Le gouvernement a reconnu que cette incertitude rendait le projet trop risqué pour être géré par une entreprise privée. Par conséquent, en mai 2018, il a annoncé qu’il avait négocié un prix équitable pour l’achat du pipeline TransMountain et des actifs connexes.

Cour d’appel fédérale

Le 30 août 2018, la Cour d’appel fédérale (CAF) a annulé l’approbation donnée par le gouvernement pour deux motifs : l’ONE (maintenant la REC) avait fait erreur dans sa décision d’exclure les considérations liées à l’impact environnemental du transport maritime lié à ce projet, et le Canada avait failli à son obligation légale de consulter les peuples autochtones. La décision de la CAF a relevé trois grandes lacunes dans les consultations de 2016 :

Le gouvernement a accepté les conclusions de la CAF et a suivi ses recommandations.

Réaction du gouvernement

Le 21 septembre 2018, le gouvernement a annoncé qu’il avait demandé à l’ONE (maintenant la REC) de revoir sa recommandation en faveur du projet TMX en tenant compte des effets environnementaux du transport maritime lié au projet, conformément aux directives de la CAF.

De plus, le 3 octobre 2018, le gouvernement a repris le processus de consultation auprès des groupes autochtones susceptibles d’être touchés par le projet. Ce processus incluait la formation d’équipes de consultation gouvernementales qui non seulement avaient au moins deux fois la taille des équipes de 2016, mais étaient aussi dotées des compétences et de la formation requises pour mener à bien cette entreprise. Les responsables ont régulièrement transmis les questions soulevées par les communautés autochtones aux décideurs, y compris aux ministres, pour s’assurer que les équipes de consultation étaient habilitées à discuter et à proposer de solides mesures d’accommodement.

Par ailleurs, le gouvernement a nommé comme représentant fédéral l’ancien juge à la Cour suprême du Canada, l’honorable Frank Iacobucci, afin qu’il supervise et oriente le processus de consultation. À la fin de 2018, ce dernier a également tenu un certain nombre de tables rondes avec 120 représentants de 69 communautés autochtones pour discuter de l’approche de consultation.

Le ministre des Ressources naturelles, l’honorable Amarjeet Sohi, a également rencontré plus de 65 communautés autochtones disséminées le long du tracé du projet.

L’ONE (maintenant la REC) a publié son rapport de réexamen le 22 février 2019, conformément à la directive de la CAF d’effectuer un réexamen ciblé. Le rapport de l’ONE a conclu que le projet TMX était dans l’intérêt public canadien et qu’il devrait être approuvé, sous réserve de 156 conditions contraignantes.
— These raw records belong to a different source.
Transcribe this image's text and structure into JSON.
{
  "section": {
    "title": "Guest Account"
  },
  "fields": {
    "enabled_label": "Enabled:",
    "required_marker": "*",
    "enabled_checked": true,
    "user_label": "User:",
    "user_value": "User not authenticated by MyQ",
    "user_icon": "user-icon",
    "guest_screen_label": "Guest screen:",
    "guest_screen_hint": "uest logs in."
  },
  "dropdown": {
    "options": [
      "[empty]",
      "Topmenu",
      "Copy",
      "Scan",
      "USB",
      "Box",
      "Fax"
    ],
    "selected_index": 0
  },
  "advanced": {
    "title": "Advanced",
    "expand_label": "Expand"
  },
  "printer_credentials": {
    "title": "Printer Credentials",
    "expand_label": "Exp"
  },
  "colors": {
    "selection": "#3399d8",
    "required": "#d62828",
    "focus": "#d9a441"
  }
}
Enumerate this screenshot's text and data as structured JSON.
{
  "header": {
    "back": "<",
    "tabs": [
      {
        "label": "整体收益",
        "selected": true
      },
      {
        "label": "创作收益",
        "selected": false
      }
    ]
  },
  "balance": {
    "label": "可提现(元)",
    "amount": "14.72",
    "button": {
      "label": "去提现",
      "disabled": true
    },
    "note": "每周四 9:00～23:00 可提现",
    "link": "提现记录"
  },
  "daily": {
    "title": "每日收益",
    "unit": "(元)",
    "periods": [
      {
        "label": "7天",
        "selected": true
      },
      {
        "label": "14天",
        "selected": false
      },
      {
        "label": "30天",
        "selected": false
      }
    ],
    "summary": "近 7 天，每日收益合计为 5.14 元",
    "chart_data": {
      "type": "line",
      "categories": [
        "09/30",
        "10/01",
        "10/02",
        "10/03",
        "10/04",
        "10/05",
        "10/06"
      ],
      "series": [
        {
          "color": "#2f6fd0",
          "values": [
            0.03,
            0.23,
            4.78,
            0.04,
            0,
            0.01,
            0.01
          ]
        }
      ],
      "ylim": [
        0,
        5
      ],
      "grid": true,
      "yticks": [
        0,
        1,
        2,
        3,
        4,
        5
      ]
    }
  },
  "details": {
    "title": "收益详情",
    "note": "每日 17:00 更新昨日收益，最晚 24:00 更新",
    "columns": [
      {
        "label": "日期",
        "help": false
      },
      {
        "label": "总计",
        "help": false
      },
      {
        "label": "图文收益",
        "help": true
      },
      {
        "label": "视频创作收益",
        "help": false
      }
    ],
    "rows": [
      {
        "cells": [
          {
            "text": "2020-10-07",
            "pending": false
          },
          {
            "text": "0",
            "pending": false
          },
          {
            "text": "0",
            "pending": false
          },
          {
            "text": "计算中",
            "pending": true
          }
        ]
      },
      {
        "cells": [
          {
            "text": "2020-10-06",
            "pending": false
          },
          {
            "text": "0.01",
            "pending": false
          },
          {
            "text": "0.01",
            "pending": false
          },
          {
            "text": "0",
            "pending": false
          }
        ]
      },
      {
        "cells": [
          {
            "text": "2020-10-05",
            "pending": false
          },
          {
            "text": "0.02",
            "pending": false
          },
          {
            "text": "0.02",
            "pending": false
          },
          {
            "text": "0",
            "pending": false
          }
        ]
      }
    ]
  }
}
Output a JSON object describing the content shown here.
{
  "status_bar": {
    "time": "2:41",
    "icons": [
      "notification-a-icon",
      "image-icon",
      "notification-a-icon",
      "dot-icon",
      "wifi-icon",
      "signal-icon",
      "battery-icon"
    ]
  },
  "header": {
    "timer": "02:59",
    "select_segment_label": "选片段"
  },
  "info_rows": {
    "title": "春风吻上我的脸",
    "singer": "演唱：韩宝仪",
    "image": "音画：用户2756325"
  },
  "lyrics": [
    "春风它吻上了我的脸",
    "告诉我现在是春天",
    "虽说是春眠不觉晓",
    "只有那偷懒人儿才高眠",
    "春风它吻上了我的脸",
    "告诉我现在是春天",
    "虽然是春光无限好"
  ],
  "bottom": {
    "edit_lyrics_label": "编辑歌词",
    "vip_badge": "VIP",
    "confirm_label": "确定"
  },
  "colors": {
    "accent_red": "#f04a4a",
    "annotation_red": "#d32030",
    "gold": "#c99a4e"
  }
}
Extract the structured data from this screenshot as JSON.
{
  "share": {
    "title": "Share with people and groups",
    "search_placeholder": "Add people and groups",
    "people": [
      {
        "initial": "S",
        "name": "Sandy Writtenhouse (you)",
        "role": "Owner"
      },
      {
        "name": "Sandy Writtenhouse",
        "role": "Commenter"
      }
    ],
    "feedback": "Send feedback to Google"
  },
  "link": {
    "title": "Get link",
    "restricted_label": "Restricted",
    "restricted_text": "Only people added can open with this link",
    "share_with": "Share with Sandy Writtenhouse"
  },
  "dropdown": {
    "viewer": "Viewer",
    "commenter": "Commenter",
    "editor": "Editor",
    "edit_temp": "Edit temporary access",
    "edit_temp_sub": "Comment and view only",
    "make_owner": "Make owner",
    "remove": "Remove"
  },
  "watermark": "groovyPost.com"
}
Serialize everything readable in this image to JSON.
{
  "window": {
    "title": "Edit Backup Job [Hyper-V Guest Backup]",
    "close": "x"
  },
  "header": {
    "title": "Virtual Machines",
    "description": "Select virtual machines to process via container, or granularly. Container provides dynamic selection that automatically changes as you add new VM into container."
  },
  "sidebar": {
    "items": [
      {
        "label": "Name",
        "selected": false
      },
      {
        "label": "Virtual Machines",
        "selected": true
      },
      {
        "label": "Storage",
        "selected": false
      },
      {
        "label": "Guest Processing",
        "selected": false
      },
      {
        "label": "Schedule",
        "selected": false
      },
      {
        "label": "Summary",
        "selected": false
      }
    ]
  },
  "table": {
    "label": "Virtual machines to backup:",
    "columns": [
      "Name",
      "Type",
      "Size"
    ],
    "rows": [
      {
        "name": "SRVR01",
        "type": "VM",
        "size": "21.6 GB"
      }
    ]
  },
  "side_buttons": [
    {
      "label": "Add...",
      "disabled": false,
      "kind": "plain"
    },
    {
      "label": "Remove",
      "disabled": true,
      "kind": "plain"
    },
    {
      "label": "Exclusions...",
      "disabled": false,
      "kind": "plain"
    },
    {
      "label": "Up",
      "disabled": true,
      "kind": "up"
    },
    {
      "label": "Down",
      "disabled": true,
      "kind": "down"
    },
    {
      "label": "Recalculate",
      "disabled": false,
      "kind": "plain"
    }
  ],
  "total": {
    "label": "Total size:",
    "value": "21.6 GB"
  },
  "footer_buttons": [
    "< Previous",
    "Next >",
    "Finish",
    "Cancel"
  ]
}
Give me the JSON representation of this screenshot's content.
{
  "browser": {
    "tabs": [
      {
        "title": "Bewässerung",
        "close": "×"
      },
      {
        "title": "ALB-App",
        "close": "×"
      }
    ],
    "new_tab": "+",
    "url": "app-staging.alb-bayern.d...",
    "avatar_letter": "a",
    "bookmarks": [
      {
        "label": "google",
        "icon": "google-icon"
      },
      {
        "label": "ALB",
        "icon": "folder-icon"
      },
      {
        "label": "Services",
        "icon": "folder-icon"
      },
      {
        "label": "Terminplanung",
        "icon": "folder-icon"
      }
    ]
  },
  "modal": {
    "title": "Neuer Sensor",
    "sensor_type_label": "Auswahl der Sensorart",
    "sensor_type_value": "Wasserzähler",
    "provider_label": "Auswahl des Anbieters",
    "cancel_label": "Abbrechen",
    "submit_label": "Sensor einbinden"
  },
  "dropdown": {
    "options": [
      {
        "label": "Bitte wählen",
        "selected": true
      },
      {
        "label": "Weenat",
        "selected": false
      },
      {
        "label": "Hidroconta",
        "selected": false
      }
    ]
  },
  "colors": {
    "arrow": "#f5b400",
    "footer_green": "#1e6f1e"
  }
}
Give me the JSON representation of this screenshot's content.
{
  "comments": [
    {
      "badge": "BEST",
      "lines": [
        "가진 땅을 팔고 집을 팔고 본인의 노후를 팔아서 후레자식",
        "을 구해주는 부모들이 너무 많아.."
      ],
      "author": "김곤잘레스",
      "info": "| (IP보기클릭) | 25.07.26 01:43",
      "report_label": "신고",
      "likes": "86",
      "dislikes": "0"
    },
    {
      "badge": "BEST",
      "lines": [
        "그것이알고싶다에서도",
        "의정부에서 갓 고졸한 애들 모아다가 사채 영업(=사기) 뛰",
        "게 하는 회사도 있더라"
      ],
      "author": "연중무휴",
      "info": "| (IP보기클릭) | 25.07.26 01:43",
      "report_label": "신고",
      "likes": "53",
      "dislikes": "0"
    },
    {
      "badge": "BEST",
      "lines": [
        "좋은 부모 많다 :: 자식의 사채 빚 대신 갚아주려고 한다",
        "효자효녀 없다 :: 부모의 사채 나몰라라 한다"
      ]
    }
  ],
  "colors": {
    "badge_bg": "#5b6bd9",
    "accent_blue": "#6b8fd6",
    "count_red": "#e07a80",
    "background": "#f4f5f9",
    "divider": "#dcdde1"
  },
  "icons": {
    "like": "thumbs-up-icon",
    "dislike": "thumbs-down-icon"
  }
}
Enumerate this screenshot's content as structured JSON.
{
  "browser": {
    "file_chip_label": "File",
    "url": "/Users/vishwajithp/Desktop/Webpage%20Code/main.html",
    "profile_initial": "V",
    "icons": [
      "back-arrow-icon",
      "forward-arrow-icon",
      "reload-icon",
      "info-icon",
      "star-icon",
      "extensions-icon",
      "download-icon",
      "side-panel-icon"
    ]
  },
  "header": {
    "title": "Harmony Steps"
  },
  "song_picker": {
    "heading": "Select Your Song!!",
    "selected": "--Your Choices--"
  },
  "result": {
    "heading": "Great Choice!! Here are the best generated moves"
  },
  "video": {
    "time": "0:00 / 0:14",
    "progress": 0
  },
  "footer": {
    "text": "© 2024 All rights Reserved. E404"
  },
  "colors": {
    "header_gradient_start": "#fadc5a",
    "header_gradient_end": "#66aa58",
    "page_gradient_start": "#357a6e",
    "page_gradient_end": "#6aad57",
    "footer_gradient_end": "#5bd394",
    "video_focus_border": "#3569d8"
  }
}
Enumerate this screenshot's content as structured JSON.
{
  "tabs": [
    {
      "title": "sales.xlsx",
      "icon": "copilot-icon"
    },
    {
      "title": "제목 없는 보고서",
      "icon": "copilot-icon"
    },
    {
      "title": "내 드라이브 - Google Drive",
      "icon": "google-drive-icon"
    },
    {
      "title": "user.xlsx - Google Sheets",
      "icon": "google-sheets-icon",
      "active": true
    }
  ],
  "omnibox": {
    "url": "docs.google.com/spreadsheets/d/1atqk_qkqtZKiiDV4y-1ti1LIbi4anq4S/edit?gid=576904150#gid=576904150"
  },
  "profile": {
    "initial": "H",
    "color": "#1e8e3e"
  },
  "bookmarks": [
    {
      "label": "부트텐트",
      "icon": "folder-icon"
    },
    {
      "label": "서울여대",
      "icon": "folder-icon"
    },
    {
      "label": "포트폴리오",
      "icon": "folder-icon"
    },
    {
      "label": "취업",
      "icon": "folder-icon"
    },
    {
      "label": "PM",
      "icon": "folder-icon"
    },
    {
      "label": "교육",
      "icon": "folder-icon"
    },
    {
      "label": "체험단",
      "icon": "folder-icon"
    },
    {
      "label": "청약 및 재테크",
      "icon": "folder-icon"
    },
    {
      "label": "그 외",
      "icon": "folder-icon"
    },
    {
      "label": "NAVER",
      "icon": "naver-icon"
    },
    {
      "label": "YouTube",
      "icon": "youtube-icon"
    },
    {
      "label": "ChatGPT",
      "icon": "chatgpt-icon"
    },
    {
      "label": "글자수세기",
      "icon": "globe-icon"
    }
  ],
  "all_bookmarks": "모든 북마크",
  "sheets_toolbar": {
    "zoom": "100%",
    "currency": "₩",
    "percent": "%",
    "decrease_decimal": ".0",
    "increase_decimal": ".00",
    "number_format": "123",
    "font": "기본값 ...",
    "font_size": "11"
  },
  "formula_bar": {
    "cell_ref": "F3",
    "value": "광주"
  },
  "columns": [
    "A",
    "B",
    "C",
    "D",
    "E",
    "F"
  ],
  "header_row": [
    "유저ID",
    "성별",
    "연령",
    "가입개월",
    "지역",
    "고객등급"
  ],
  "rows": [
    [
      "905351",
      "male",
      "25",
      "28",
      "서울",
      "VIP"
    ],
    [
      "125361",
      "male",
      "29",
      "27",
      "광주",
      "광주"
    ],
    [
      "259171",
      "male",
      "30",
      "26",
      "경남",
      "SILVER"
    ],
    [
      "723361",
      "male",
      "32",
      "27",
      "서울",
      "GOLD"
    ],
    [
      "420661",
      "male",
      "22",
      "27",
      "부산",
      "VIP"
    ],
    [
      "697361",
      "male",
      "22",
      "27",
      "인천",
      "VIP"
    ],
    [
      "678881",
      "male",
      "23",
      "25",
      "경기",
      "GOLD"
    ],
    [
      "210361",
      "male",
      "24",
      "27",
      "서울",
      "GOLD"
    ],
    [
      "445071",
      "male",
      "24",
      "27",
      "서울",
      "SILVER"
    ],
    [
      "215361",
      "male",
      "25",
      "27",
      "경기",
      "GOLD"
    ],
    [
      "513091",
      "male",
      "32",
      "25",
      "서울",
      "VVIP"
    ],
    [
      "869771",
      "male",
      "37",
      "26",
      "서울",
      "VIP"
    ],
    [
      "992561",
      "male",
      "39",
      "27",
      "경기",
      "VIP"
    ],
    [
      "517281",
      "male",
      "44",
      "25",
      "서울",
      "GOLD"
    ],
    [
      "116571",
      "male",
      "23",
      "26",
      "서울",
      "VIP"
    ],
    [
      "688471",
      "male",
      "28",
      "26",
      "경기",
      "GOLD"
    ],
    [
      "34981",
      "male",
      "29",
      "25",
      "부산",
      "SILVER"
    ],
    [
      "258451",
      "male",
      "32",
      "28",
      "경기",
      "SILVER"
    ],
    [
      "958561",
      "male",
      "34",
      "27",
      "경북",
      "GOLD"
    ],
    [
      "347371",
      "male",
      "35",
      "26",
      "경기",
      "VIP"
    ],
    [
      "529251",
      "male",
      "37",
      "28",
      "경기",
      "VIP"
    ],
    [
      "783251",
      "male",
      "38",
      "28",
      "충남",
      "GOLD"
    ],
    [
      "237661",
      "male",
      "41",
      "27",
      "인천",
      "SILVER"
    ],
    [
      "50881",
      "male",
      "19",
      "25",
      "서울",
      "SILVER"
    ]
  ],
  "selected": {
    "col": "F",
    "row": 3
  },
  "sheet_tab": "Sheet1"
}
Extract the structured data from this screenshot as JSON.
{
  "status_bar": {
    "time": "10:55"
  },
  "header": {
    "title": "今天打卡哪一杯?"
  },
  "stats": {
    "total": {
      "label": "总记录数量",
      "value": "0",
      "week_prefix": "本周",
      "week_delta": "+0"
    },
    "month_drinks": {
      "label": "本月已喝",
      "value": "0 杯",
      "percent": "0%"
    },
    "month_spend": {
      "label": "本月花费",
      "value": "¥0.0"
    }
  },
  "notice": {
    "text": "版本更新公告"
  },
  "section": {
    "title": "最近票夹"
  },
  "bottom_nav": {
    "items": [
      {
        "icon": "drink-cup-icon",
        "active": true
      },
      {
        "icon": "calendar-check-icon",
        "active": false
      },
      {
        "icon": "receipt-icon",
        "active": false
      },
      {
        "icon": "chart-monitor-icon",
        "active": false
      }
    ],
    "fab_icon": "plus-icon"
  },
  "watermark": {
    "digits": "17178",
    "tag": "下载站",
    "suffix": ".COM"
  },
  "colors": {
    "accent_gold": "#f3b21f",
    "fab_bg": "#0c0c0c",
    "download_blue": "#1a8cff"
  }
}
En outre, l’ONE a fait 16 recommandations au gouvernement concernant le transport maritime.

Le 18 avril 2019, le gouvernement a annoncé qu’il reportait de la fin mai au 18 juin sa date butoir pour la prise d’une décision sur le projet afin de permettre la poursuite des consultations de la Couronne. Ce report a été fait en réponse à des commentaires de groupes autochtones qui demandaient plus de temps pour terminer les consultations. Le rapport sur les consultations et accommodements de la Couronne qui a résulté de ces travaux conclut que le Canada s’est acquis de son obligation de consulter et a abordé les questions soulevées par la décision de la CAF.

Tous ces éléments sont entrés en considération dans la décision prise par le Cabinet.